Retirement Plans for the Self-Employed
When you are self-employed, you get a lot of perks that your regularly-employed friends can only dream of: You can make your own hours, set your own pay, work on the projects of your choosing, and so on. That you don’t have a jerk boss is icing on the cake.
But, to quote the Wizard of Oz, one thing they’ve got that we haven’t got is a retirement plan. Well, you might have one if you own your own business, but the fact is, most self-employed people do not. And that’s too bad because you can both save a lot of money and get ready for retirement by having one.

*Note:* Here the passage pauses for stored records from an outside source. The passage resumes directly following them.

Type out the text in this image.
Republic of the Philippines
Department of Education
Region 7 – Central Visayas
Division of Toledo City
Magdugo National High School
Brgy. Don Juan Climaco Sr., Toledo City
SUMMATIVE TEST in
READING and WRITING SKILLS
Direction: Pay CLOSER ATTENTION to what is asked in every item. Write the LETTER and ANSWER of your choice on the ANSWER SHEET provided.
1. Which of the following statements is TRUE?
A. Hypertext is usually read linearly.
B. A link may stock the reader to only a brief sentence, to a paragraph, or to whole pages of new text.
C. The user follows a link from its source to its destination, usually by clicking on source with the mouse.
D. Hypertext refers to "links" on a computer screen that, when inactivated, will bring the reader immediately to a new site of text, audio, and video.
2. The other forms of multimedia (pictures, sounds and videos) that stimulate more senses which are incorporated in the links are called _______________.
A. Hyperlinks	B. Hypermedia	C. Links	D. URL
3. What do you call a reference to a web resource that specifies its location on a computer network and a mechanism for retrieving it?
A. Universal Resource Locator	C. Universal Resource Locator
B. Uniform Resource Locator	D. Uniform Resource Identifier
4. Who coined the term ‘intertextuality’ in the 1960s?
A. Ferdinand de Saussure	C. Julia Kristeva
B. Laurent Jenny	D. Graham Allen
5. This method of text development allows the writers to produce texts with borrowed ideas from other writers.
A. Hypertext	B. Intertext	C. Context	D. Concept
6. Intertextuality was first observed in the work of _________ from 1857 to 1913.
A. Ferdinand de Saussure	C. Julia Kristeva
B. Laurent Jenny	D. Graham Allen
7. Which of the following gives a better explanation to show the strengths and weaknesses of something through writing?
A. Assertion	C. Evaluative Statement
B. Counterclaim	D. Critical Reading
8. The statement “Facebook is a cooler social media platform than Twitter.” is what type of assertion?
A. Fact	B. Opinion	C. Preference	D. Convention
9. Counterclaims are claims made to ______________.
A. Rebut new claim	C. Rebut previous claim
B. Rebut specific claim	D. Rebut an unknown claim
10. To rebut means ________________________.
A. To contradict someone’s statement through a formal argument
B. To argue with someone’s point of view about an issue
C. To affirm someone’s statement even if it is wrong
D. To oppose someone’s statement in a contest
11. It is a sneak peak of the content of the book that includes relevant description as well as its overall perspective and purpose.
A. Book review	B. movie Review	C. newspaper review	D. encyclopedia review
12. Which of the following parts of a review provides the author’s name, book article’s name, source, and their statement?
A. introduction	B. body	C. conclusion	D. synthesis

But, to quote the Wizard of Oz, one thing they’ve got that we haven’t got is a retirement plan.
Basically, self-employed entrepreneurs can divert pretax dollars into a few different types of retirement savings accounts to reduce their yearly taxable income, but they are not all created equal.
Here are your best bets
1. Keogh plans. A Keogh retirement plan allows self-employed taxpayers to contribute significant sums every year to a tax-free account. Keoghs are fairly complicated to create, and the assistance of a financial advisor is required. However, there are several benefits to starting a Keogh retirement plan:
* Contributions are deducted from gross income.
* Taxes are deferred until the money is withdrawn.
* Interest earned is also tax deferred until withdrawn.
* Contribution amounts are more liberal than those for IRAs.
2. Solo 401(k). This plan is great because of its high contribution limit. Like a Keogh, a solo 401(k) allows you to contribute tens of thousands into your retirement account, but with this type of account, the amount you can contribute rises as you get older.
2. SEP IRAs. A simplified employee pension individual retirement account, or SEP IRA, is a plan that allows you to contribute and deduct up to 20 percent of your income into a tax-deferred retirement account. SEPs are indeed simple: They can be created in a few minutes at a bank or brokerage house with no professional help, and no annual government reports are required. They beat regular IRAs because they allow for larger contributions.
There is one more important thing to understand about your retirement plan: If you do set up a Keogh, solo 401(k), or SEP, you have to offer it to any employees you have as well. This means you will likely need to make contributions beyond your own. Therefore, you should consult with an employee benefits professional before setting up any sort of retirement plan for you and your employees.
And the one plan you may not want
You may be tempted to set up a Roth IRA as well. Although a Roth IRA is a good choice for retirement purposes, it does little good for your business, as contributions are not tax deductible.